Современный доктор Джекил и давно ушедший в мир иной мистер Хайд могли бы написать действительно блестящие мемуары, работай они вместе. Но… мистер Хайд погрузился во мрак амнезии, а Доктор Джекил ни разу не вспомнил о нём на всех шестистах страницах — в книге он описывал исключительно солнечную сторону своей жизни, избрав смешанную форму мемуаров — социологического эссе-дневника-памфлета, чтобы поведать о том, что проделывали с ним, ни словом не обмолвившись о том, что творил сам. Доктор — разочаровавшееся дитя движения, фанатичный проводник определенной идеологии, некогда всеобщий любимец и активный деятель — обнажил во всех подробностях скрытый механизм власти, частью которого был сам, выставив себя жертвой.

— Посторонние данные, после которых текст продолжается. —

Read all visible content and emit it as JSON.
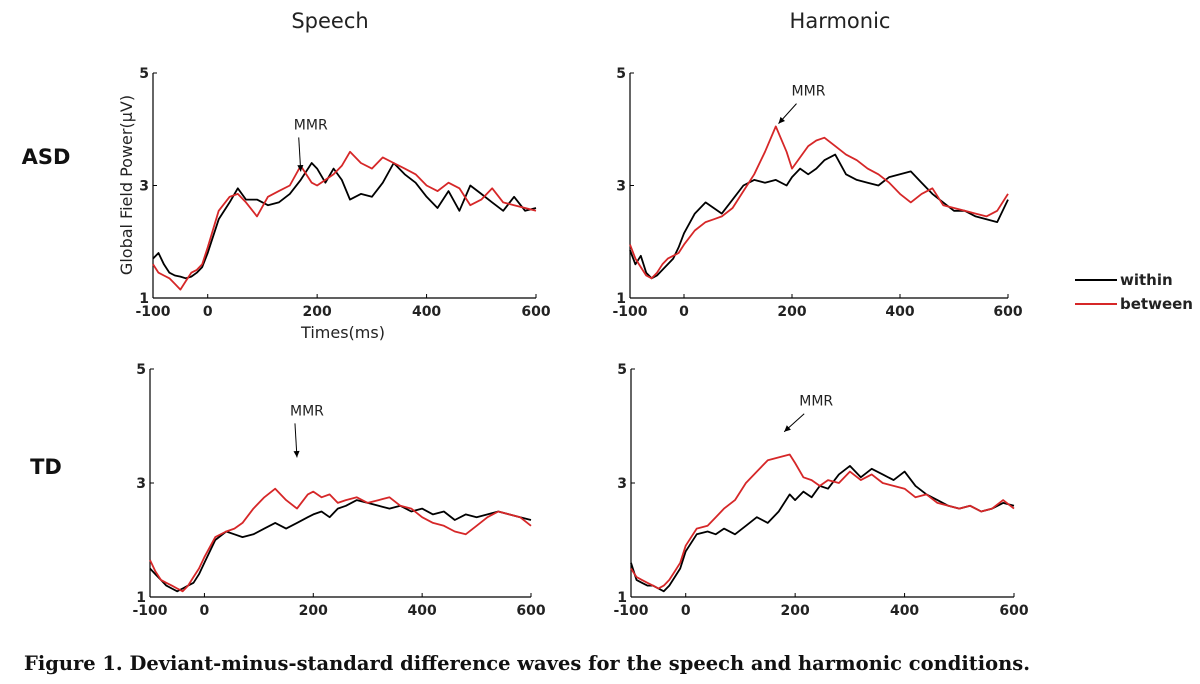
{
  "figure": {
    "caption": "Figure 1.  Deviant-minus-standard difference waves for the speech and harmonic conditions.",
    "column_titles": [
      "Speech",
      "Harmonic"
    ],
    "row_labels": [
      "ASD",
      "TD"
    ],
    "annotation": "MMR",
    "ylabel": "Global Field Power(μV)",
    "xlabel": "Times(ms)"
  },
  "legend": {
    "items": [
      {
        "label": "within",
        "color": "#000000"
      },
      {
        "label": "between",
        "color": "#d62728"
      }
    ]
  },
  "colors": {
    "within": "#000000",
    "between": "#d62728"
  },
  "chart_data": [
    {
      "type": "line",
      "title": "Speech",
      "row": "ASD",
      "xlabel": "Times(ms)",
      "ylabel": "Global Field Power(μV)",
      "xlim": [
        -100,
        600
      ],
      "ylim": [
        1,
        5
      ],
      "xticks": [
        -100,
        0,
        200,
        400,
        600
      ],
      "yticks": [
        1,
        3,
        5
      ],
      "annotations": [
        {
          "text": "MMR",
          "x": 170,
          "y": 3.25
        }
      ],
      "series": [
        {
          "name": "within",
          "x": [
            -100,
            -90,
            -80,
            -70,
            -60,
            -50,
            -40,
            -30,
            -20,
            -10,
            0,
            20,
            40,
            55,
            70,
            90,
            110,
            130,
            150,
            170,
            190,
            200,
            215,
            230,
            245,
            260,
            280,
            300,
            320,
            340,
            360,
            380,
            400,
            420,
            440,
            460,
            480,
            500,
            520,
            540,
            560,
            580,
            600
          ],
          "y": [
            1.7,
            1.8,
            1.6,
            1.45,
            1.4,
            1.38,
            1.35,
            1.38,
            1.45,
            1.55,
            1.8,
            2.4,
            2.7,
            2.95,
            2.75,
            2.75,
            2.65,
            2.7,
            2.85,
            3.1,
            3.4,
            3.3,
            3.05,
            3.3,
            3.1,
            2.75,
            2.85,
            2.8,
            3.05,
            3.4,
            3.2,
            3.05,
            2.8,
            2.6,
            2.9,
            2.55,
            3.0,
            2.85,
            2.7,
            2.55,
            2.8,
            2.55,
            2.6
          ]
        },
        {
          "name": "between",
          "x": [
            -100,
            -90,
            -80,
            -70,
            -60,
            -50,
            -40,
            -30,
            -20,
            -10,
            0,
            20,
            40,
            55,
            70,
            90,
            110,
            130,
            150,
            170,
            190,
            200,
            215,
            230,
            245,
            260,
            280,
            300,
            320,
            340,
            360,
            380,
            400,
            420,
            440,
            460,
            480,
            500,
            520,
            540,
            560,
            580,
            600
          ],
          "y": [
            1.6,
            1.45,
            1.4,
            1.35,
            1.25,
            1.15,
            1.3,
            1.45,
            1.5,
            1.6,
            1.9,
            2.55,
            2.8,
            2.85,
            2.7,
            2.45,
            2.8,
            2.9,
            3.0,
            3.35,
            3.05,
            3.0,
            3.1,
            3.2,
            3.35,
            3.6,
            3.4,
            3.3,
            3.5,
            3.4,
            3.3,
            3.2,
            3.0,
            2.9,
            3.05,
            2.95,
            2.65,
            2.75,
            2.95,
            2.7,
            2.65,
            2.6,
            2.55
          ]
        }
      ]
    },
    {
      "type": "line",
      "title": "Harmonic",
      "row": "ASD",
      "xlim": [
        -100,
        600
      ],
      "ylim": [
        1,
        5
      ],
      "xticks": [
        -100,
        0,
        200,
        400,
        600
      ],
      "yticks": [
        1,
        3,
        5
      ],
      "annotations": [
        {
          "text": "MMR",
          "x": 175,
          "y": 4.1
        }
      ],
      "series": [
        {
          "name": "within",
          "x": [
            -100,
            -90,
            -80,
            -70,
            -60,
            -50,
            -40,
            -30,
            -20,
            -10,
            0,
            20,
            40,
            55,
            70,
            90,
            110,
            130,
            150,
            170,
            190,
            200,
            215,
            230,
            245,
            260,
            280,
            300,
            320,
            340,
            360,
            380,
            400,
            420,
            440,
            460,
            480,
            500,
            520,
            540,
            560,
            580,
            600
          ],
          "y": [
            1.85,
            1.6,
            1.75,
            1.45,
            1.35,
            1.4,
            1.5,
            1.6,
            1.7,
            1.9,
            2.15,
            2.5,
            2.7,
            2.6,
            2.5,
            2.75,
            3.0,
            3.1,
            3.05,
            3.1,
            3.0,
            3.15,
            3.3,
            3.2,
            3.3,
            3.45,
            3.55,
            3.2,
            3.1,
            3.05,
            3.0,
            3.15,
            3.2,
            3.25,
            3.05,
            2.85,
            2.7,
            2.55,
            2.55,
            2.45,
            2.4,
            2.35,
            2.75
          ]
        },
        {
          "name": "between",
          "x": [
            -100,
            -90,
            -80,
            -70,
            -60,
            -50,
            -40,
            -30,
            -20,
            -10,
            0,
            20,
            40,
            55,
            70,
            90,
            110,
            130,
            150,
            170,
            190,
            200,
            215,
            230,
            245,
            260,
            280,
            300,
            320,
            340,
            360,
            380,
            400,
            420,
            440,
            460,
            480,
            500,
            520,
            540,
            560,
            580,
            600
          ],
          "y": [
            1.95,
            1.7,
            1.55,
            1.4,
            1.35,
            1.45,
            1.6,
            1.7,
            1.75,
            1.8,
            1.95,
            2.2,
            2.35,
            2.4,
            2.45,
            2.6,
            2.9,
            3.2,
            3.6,
            4.05,
            3.6,
            3.3,
            3.5,
            3.7,
            3.8,
            3.85,
            3.7,
            3.55,
            3.45,
            3.3,
            3.2,
            3.05,
            2.85,
            2.7,
            2.85,
            2.95,
            2.65,
            2.6,
            2.55,
            2.5,
            2.45,
            2.55,
            2.85
          ]
        }
      ]
    },
    {
      "type": "line",
      "title": "Speech",
      "row": "TD",
      "xlim": [
        -100,
        600
      ],
      "ylim": [
        1,
        5
      ],
      "xticks": [
        -100,
        0,
        200,
        400,
        600
      ],
      "yticks": [
        1,
        3,
        5
      ],
      "annotations": [
        {
          "text": "MMR",
          "x": 170,
          "y": 3.45
        }
      ],
      "series": [
        {
          "name": "within",
          "x": [
            -100,
            -90,
            -80,
            -70,
            -60,
            -50,
            -40,
            -30,
            -20,
            -10,
            0,
            20,
            40,
            55,
            70,
            90,
            110,
            130,
            150,
            170,
            190,
            200,
            215,
            230,
            245,
            260,
            280,
            300,
            320,
            340,
            360,
            380,
            400,
            420,
            440,
            460,
            480,
            500,
            520,
            540,
            560,
            580,
            600
          ],
          "y": [
            1.5,
            1.4,
            1.3,
            1.2,
            1.15,
            1.1,
            1.15,
            1.2,
            1.25,
            1.4,
            1.6,
            2.0,
            2.15,
            2.1,
            2.05,
            2.1,
            2.2,
            2.3,
            2.2,
            2.3,
            2.4,
            2.45,
            2.5,
            2.4,
            2.55,
            2.6,
            2.7,
            2.65,
            2.6,
            2.55,
            2.6,
            2.5,
            2.55,
            2.45,
            2.5,
            2.35,
            2.45,
            2.4,
            2.45,
            2.5,
            2.45,
            2.4,
            2.35
          ]
        },
        {
          "name": "between",
          "x": [
            -100,
            -90,
            -80,
            -70,
            -60,
            -50,
            -40,
            -30,
            -20,
            -10,
            0,
            20,
            40,
            55,
            70,
            90,
            110,
            130,
            150,
            170,
            190,
            200,
            215,
            230,
            245,
            260,
            280,
            300,
            320,
            340,
            360,
            380,
            400,
            420,
            440,
            460,
            480,
            500,
            520,
            540,
            560,
            580,
            600
          ],
          "y": [
            1.65,
            1.45,
            1.3,
            1.25,
            1.2,
            1.15,
            1.1,
            1.2,
            1.35,
            1.5,
            1.7,
            2.05,
            2.15,
            2.2,
            2.3,
            2.55,
            2.75,
            2.9,
            2.7,
            2.55,
            2.8,
            2.85,
            2.75,
            2.8,
            2.65,
            2.7,
            2.75,
            2.65,
            2.7,
            2.75,
            2.6,
            2.55,
            2.4,
            2.3,
            2.25,
            2.15,
            2.1,
            2.25,
            2.4,
            2.5,
            2.45,
            2.4,
            2.25
          ]
        }
      ]
    },
    {
      "type": "line",
      "title": "Harmonic",
      "row": "TD",
      "xlim": [
        -100,
        600
      ],
      "ylim": [
        1,
        5
      ],
      "xticks": [
        -100,
        0,
        200,
        400,
        600
      ],
      "yticks": [
        1,
        3,
        5
      ],
      "annotations": [
        {
          "text": "MMR",
          "x": 180,
          "y": 3.9
        }
      ],
      "series": [
        {
          "name": "within",
          "x": [
            -100,
            -90,
            -80,
            -70,
            -60,
            -50,
            -40,
            -30,
            -20,
            -10,
            0,
            20,
            40,
            55,
            70,
            90,
            110,
            130,
            150,
            170,
            190,
            200,
            215,
            230,
            245,
            260,
            280,
            300,
            320,
            340,
            360,
            380,
            400,
            420,
            440,
            460,
            480,
            500,
            520,
            540,
            560,
            580,
            600
          ],
          "y": [
            1.6,
            1.3,
            1.25,
            1.2,
            1.2,
            1.15,
            1.1,
            1.2,
            1.35,
            1.5,
            1.8,
            2.1,
            2.15,
            2.1,
            2.2,
            2.1,
            2.25,
            2.4,
            2.3,
            2.5,
            2.8,
            2.7,
            2.85,
            2.75,
            2.95,
            2.9,
            3.15,
            3.3,
            3.1,
            3.25,
            3.15,
            3.05,
            3.2,
            2.95,
            2.8,
            2.7,
            2.6,
            2.55,
            2.6,
            2.5,
            2.55,
            2.65,
            2.6
          ]
        },
        {
          "name": "between",
          "x": [
            -100,
            -90,
            -80,
            -70,
            -60,
            -50,
            -40,
            -30,
            -20,
            -10,
            0,
            20,
            40,
            55,
            70,
            90,
            110,
            130,
            150,
            170,
            190,
            200,
            215,
            230,
            245,
            260,
            280,
            300,
            320,
            340,
            360,
            380,
            400,
            420,
            440,
            460,
            480,
            500,
            520,
            540,
            560,
            580,
            600
          ],
          "y": [
            1.5,
            1.35,
            1.3,
            1.25,
            1.2,
            1.15,
            1.2,
            1.3,
            1.45,
            1.6,
            1.9,
            2.2,
            2.25,
            2.4,
            2.55,
            2.7,
            3.0,
            3.2,
            3.4,
            3.45,
            3.5,
            3.35,
            3.1,
            3.05,
            2.95,
            3.05,
            3.0,
            3.2,
            3.05,
            3.15,
            3.0,
            2.95,
            2.9,
            2.75,
            2.8,
            2.65,
            2.6,
            2.55,
            2.6,
            2.5,
            2.55,
            2.7,
            2.55
          ]
        }
      ]
    }
  ]
}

Всё, собственно, началось довольно безобидно, когда товарищи послали перспективного Доктора в Соединенные Штаты на стажировку. До этого, Доктор несколько раз бывал за границей, в основном в восточноевропейских странах, и лишь однажды в Триесте, когда он ещё был разделён на зоны. Один его современник рассказывает, что в то время действительно верили, будто Запад заваливает Триест апельсинами, шоколадом, виски, бананами и кофе исключительно в пропагандистских целях, чтобы пустить пыль в глаза соседней Югославии, в то время как Рим, Венеция, Париж, Лондон, Нью-Йорк и остальные капиталистические города кладут зубы на полку. Как бы то ни было, через три года доктор возвратился из Гарварда бледный, но с горящим взором и стал публиковать свои странные статьи, которые вначале никто не принимал всерьёз, но лишь до той поры, пока из-за них не стали возникать крупные недоразумения. C ним несколько рас беседовали откровенно, по-товарищески, но Доктор, резкий и бескомпромиссный в тот период своей жизни, который успешно вычеркнул из памяти, остался таким же в отстаивании неприемлемых для его окружения взглядов. Он терял один пост за другим и наконец был насильно выпихнут на пенсию. Всё это описано в «Абсурде власти». Его бывшие товарищи направили к нему своих посланцев, чтобы те попробовали убедить Доктора не публиковать книгу (о чём по городу уже несколько недель ходят слухи), но он снова гордо отказался, твёрдо решив до конца нести свой крест, серп и молот.

Весна и Чубчик, разумеется, не знали, что ни один книжный магазин в городе не согласился организовать представление его книги, от которого он многого ждал, я же в то время, когда они договаривались об этом мероприятии, отсутствовал — разгребал пыльные залежи на книжных складах в поисках редких изданий.

Впрочем, их суетные проблемы были так далеки от меня! Надо сказать, что в то время все книги, в особенности политические, вызывали у меня глубокое отвращение. Имелись куда более серьезные темы для раздумий. «Кого-то она теперь целует?» — этот вопрос был лейтмотивом моих тогдашних пустейших дней, он возникал каждый вечер из опорожненной бутылки рислинга подобно джинну в «Тысяче и одной ночи».